Blick über Hochhäuser von Buenos Aires bei Sonnenuntergang. Foto: IMAGO / imagebroker

In Buenos Aires sind es die ärmsten Viertel, die regelmäßig am schwersten von Extremwetterereignissen getroffen werden. Dies ist Folge einer ungleichen Stadtentwicklung, die als «urbaner Extraktivismus» verstanden werden kann. Welche Alternativen gibt es zu diesem Entwicklungsmodell?  

Obwohl Lateinamerika und die Karibik nicht die Hauptverursacher der Klimakrise sind, gehören sie zu den Weltregionen, die schon jetzt am stärksten vom Klimawandel und extremen Wetterphänomenen betroffen sind. In einer Studie der Vereinten Nationen heißt es dazu:  «Zwischen 1998 und 2020 haben klimabedingte Ereignisse mehr als 312.000 Menschenleben in Lateinamerika und der Karibik gefordert und mehr als 277 Millionen Menschen betroffen». In diesem Zusammenhang wird geschätzt, dass in der Region 80 Prozent der durch Klimaereignisse verursachten Schäden in städtischen Gebieten entstehen. Besonders stark trifft es dabei gesellschaftlich benachteiligte Gemeinden, in denen die Menschen infolge des Klimawandels ihre Wohnungen verloren haben oder ihr Land unbewohnbar zu werden droht.

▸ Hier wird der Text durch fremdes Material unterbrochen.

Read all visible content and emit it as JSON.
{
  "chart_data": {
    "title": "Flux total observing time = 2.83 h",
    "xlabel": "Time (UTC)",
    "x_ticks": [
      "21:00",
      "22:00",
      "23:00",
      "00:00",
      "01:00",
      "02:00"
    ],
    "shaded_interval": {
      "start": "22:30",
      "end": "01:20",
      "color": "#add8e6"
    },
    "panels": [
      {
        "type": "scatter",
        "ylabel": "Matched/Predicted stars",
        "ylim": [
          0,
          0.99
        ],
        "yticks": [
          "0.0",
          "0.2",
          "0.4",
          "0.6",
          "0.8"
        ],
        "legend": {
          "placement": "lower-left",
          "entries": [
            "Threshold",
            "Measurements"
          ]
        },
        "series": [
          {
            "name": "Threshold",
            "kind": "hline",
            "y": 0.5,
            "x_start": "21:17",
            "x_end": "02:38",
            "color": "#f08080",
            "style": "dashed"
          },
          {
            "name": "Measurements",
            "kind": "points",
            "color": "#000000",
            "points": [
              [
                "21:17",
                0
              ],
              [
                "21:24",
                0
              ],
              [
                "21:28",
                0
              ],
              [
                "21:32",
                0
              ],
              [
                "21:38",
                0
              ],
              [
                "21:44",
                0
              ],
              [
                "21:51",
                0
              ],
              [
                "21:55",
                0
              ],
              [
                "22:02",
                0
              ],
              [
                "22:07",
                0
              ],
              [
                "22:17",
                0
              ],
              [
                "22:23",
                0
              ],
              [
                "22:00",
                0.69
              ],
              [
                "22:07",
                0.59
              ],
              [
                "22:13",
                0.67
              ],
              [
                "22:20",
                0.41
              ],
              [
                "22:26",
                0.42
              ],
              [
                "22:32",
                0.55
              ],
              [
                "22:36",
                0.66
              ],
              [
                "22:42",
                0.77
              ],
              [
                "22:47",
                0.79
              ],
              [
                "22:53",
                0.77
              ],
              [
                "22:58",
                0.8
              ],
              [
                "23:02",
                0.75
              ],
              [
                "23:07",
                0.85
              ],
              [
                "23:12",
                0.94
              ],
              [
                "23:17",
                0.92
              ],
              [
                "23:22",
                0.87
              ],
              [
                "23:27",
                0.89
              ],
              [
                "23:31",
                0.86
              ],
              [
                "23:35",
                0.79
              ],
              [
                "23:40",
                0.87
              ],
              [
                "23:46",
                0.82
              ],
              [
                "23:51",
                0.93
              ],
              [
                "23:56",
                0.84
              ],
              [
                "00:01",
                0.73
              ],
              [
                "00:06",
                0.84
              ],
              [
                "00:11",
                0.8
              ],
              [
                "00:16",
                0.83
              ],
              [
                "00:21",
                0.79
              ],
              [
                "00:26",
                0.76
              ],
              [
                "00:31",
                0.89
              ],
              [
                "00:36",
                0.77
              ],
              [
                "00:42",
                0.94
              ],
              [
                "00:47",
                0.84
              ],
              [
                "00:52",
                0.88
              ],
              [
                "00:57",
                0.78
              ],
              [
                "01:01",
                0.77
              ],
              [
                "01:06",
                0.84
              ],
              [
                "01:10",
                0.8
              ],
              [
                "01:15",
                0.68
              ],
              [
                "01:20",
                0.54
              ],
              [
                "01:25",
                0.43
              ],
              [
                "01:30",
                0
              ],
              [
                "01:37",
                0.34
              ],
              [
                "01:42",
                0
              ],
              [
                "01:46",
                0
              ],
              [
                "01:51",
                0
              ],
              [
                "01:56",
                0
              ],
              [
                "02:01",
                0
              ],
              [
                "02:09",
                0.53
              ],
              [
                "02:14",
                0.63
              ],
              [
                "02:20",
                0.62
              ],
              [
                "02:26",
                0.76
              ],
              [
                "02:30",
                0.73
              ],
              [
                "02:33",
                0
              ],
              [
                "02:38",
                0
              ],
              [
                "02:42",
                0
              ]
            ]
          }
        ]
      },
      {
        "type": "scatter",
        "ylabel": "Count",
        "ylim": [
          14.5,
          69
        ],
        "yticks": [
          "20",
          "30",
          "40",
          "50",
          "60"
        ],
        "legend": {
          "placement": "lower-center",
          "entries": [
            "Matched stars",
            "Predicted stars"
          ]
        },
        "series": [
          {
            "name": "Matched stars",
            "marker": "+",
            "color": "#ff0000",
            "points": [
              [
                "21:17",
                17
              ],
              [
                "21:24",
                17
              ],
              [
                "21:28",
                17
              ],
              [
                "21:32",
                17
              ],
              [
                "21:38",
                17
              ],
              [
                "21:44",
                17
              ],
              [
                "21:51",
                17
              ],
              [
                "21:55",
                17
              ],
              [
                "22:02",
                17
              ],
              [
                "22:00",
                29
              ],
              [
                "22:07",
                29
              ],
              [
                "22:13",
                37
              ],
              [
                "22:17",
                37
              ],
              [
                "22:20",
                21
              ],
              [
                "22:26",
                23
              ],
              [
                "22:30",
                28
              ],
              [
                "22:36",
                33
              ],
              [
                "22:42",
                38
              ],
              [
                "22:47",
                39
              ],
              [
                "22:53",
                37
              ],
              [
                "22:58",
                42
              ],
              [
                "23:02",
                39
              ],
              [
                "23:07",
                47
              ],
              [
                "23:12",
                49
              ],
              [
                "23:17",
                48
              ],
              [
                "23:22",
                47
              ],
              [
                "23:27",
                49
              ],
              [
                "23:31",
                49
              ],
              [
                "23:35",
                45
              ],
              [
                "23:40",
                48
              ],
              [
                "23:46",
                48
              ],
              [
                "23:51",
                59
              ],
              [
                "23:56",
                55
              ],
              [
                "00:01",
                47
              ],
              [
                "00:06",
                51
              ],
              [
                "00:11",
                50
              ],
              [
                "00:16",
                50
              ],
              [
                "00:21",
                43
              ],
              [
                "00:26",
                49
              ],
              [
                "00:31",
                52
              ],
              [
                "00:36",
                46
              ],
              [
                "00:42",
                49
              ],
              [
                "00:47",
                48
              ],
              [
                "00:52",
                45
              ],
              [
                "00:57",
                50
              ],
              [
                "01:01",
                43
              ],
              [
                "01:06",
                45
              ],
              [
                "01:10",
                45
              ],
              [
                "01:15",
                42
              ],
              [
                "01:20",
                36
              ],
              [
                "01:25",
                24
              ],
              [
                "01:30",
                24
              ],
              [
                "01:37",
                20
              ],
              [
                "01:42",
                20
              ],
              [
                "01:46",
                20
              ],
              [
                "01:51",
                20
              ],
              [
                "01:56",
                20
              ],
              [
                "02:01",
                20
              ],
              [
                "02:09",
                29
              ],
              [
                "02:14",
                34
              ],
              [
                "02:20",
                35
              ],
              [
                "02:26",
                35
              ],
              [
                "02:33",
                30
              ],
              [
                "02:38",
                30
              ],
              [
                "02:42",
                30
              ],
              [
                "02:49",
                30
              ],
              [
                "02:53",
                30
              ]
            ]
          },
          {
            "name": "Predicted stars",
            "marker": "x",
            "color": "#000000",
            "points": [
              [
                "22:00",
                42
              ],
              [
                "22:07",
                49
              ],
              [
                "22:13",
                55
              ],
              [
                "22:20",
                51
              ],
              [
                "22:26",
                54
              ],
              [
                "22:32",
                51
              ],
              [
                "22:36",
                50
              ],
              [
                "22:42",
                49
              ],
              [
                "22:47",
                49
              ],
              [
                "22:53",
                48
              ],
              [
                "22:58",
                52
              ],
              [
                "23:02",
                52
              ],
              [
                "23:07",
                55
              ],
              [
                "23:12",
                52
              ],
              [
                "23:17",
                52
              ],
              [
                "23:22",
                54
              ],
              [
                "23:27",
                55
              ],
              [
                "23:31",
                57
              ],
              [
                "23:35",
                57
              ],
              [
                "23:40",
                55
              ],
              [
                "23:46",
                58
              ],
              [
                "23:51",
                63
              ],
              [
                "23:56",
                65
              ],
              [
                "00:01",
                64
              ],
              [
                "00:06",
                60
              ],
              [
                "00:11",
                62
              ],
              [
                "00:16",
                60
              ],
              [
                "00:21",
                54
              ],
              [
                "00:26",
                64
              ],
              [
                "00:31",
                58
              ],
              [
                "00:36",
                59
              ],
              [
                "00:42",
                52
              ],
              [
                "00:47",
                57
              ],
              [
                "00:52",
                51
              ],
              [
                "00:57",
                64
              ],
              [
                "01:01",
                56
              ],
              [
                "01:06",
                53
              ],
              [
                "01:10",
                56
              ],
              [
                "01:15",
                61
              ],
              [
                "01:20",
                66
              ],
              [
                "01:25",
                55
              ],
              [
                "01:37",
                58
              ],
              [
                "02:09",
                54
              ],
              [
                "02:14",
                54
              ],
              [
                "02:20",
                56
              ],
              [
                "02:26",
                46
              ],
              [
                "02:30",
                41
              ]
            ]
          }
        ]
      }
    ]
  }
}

Wir befinden uns an einem entscheidenden Punkt, an dem sich die Wechselwirkungen zwischen Umweltkrise, sozialer Ungleichheit und räumlicher Ungerechtigkeit verdichten. Diese drei Phänomene können weder getrennt noch zusammen verstanden werden, ohne dass wir das vorherrschende Entwicklungs- und Stadtplanungsmodell in Frage stellen.

Urbaner Extraktivismus

Aus diesem Grund halten wir es für wichtig, das Konzept des «urbanen Extraktivismus» im Zusammenhang mit der Klimakrise in urbanen Gebieten zu diskutieren. Das Konzept erlaubt uns, die Zusammenhänge zwischen dem ökologischen Kollaps und der Vertiefung sozialer und geschlechtsspezifischer Ungleichheiten zu verstehen, die durch das kapitalistische Stadtmodell verursacht werden. Auch in den Städten entstehen «Opferzonen», also Gebiete, die durch die Industrie systematisch zerstört werden. Die Immobilienspekulation dringt in Naturschutzgebiete wie Feuchtgebiete ein und verwüstet ganze Landstriche, wodurch die prekäre Lage der bereits an den Stadtrand verdrängten Menschen weiter verschärft wird.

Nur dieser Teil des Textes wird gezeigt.